At the top of routes (as a receiver) and in the hole one on one against a tackler (as a running back), he pretends he's crossing-over a defender in basketball. One Iverson-like juke in an AFC North-clincher over Baltimore left Shareece Wright crumpled in a heap of What the hell just happened?
"That's exactly how I would've done it if I was on a basketball court," Bell says. "I would've made him think I was going to the left and crossed over to the right hard and drove to the rim."
Back in college, Green used to badger his friend to lose 20-30 pounds. Drop that weight, and he'd truly be special. At the time, Bell would tell him that he's fine at 240-245.
Now he's thinner, and it's all coming together. Last summer, Bell told Green he was down to 2 percent body fat.
"His mindset changed," Green says. "He trains harder than anyone in the league and it shows in his play. You see the best player in the NFL.
"To see him grow into the person he's growing into—obviously he's made his mistakes, which we all do, but the way he's bounced back shows you a lot. Not everybody can bounce back from things the way he does. I'm looking forward to continuing to watch him grow and take the league by storm."
This isn't a revolution until Bell, like Curry, wins a championship.
Gusts of wind stung all exposed skin on the Steelers sideline. With each breath, a cloud emanated from every player's mouth. With each stroke of a pen, ink went dry.
Wind chills dipped below zero degrees at Heinz Field on Sunday.
The Steelers, unlike the Dolphins, were built for this.
As players and coaches exited through a tunnel below the bowl, Mike Tomlin was ecstatic. The head coach stared into the crowd, curled his upper lip and shot a pretend pistol. Antonio Brown was smiling, laughing, bouncing off in a buoyant skip. James Harrison was stern, scowling and merely pointed one finger to the stands.
Then, finally, Le'Veon Bell was the last player to leave, in an oversized coat that looked more like Superman's cape.
This kind of weather would make just about every other running back in America HURRY! through the hole, right through the tunnel. Not him. He dominated the game his way. No Steelers running back—not Franco Harris, not Jerome Bettis—ever rushed for as many yards in a playoff game.
Next up? A street fight. Since getting blown out by Pittsburgh in Week 4, the Chiefs have bludgeoned opponents. They're the team your grandfather loves. A throwback to another era, to when Harris was a dancing bear in the 70s and the Bus steamrolled tacklers in the late 90s.

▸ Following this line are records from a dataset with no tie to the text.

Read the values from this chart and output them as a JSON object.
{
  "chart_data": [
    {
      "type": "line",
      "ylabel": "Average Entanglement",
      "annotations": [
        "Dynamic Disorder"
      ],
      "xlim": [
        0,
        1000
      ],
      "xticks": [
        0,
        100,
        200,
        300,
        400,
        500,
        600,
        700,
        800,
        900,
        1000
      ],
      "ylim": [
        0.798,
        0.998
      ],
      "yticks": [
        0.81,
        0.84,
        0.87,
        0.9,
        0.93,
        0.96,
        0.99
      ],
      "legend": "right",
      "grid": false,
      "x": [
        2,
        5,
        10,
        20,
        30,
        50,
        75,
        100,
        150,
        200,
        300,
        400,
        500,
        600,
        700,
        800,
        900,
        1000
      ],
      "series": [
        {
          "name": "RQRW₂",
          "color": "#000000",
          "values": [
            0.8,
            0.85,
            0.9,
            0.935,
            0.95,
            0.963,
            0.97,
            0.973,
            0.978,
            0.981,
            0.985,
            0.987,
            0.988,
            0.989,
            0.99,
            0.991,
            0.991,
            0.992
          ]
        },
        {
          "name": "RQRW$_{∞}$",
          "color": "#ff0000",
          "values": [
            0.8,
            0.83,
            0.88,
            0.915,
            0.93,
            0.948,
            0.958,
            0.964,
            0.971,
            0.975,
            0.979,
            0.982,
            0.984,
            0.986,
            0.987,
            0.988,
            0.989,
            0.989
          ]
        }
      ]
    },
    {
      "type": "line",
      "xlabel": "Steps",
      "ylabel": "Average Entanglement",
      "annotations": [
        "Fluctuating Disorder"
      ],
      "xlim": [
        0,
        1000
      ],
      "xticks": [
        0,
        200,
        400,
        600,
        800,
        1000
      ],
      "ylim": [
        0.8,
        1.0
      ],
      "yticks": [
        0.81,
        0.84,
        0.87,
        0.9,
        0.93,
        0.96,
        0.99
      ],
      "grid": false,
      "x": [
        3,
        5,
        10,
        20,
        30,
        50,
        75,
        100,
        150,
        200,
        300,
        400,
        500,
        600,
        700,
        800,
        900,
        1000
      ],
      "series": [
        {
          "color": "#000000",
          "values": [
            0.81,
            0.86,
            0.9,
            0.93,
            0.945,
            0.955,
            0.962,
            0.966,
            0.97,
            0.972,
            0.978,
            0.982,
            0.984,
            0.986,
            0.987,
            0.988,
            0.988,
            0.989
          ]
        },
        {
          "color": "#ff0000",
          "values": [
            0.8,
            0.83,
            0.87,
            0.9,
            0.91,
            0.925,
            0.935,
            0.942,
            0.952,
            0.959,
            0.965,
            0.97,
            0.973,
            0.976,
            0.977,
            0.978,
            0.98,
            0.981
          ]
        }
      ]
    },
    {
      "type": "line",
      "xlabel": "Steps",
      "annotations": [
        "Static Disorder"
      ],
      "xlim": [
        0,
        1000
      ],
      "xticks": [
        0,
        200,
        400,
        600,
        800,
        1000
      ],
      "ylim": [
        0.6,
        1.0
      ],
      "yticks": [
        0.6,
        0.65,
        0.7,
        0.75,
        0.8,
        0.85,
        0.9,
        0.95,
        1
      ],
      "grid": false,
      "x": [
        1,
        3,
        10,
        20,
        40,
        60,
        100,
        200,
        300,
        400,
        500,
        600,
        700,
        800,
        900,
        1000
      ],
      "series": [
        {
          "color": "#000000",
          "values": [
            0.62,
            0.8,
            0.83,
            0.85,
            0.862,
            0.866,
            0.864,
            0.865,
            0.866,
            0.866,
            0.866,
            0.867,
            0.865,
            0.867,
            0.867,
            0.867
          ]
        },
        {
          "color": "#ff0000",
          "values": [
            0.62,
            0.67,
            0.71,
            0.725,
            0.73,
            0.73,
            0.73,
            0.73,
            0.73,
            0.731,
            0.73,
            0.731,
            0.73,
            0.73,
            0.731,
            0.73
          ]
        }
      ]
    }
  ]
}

If the Steelers win that one, they'll likely head to Foxborough, where the wind chill could be even worse.
Le'Veon Bell is ready. He's ready for the cold, the snow, the inevitable 30-40 touches.
Because Le'Veon Bell is also angry.
He hears all MVP talk circulating around quarterbacks like Aaron Rodgers, Matt Ryan and Tom Brady. He sees that Ezekiel Elliott was a first-team All Pro and David Johnson a second-teamer. Deep down, he's still that ornery two-star recruit. Bell believes other players are constantly propped up as the faces of the NFL.
"Why don't I get to be the face?" Bell says. "Why don't I get as much love as this guy?"
Maybe he's not the MVP. That's fine. He has bigger plans.
"I play this game to win Super Bowls and be a Hall of Famer," Bell says. "I want to be remembered as, if not the best, then one of the best players ever. Not just running backs—players. I don't want to be a guy who's just known as a running back. I want to be a guy who's known for all situations.
"I've done some things in this league a lot of people haven't done."
So all followers on Twitter, on Instagram, on Facebook should stay tuned for the full version of "They Know What We About." It's coming. Soon.
And Caper should keep trying to find a way inside Bell's mind to end that seven-game win streak.
It won't be easy. Bell always has a move, a juke, a cut ready. He's always waiting with something nobody's ever seen.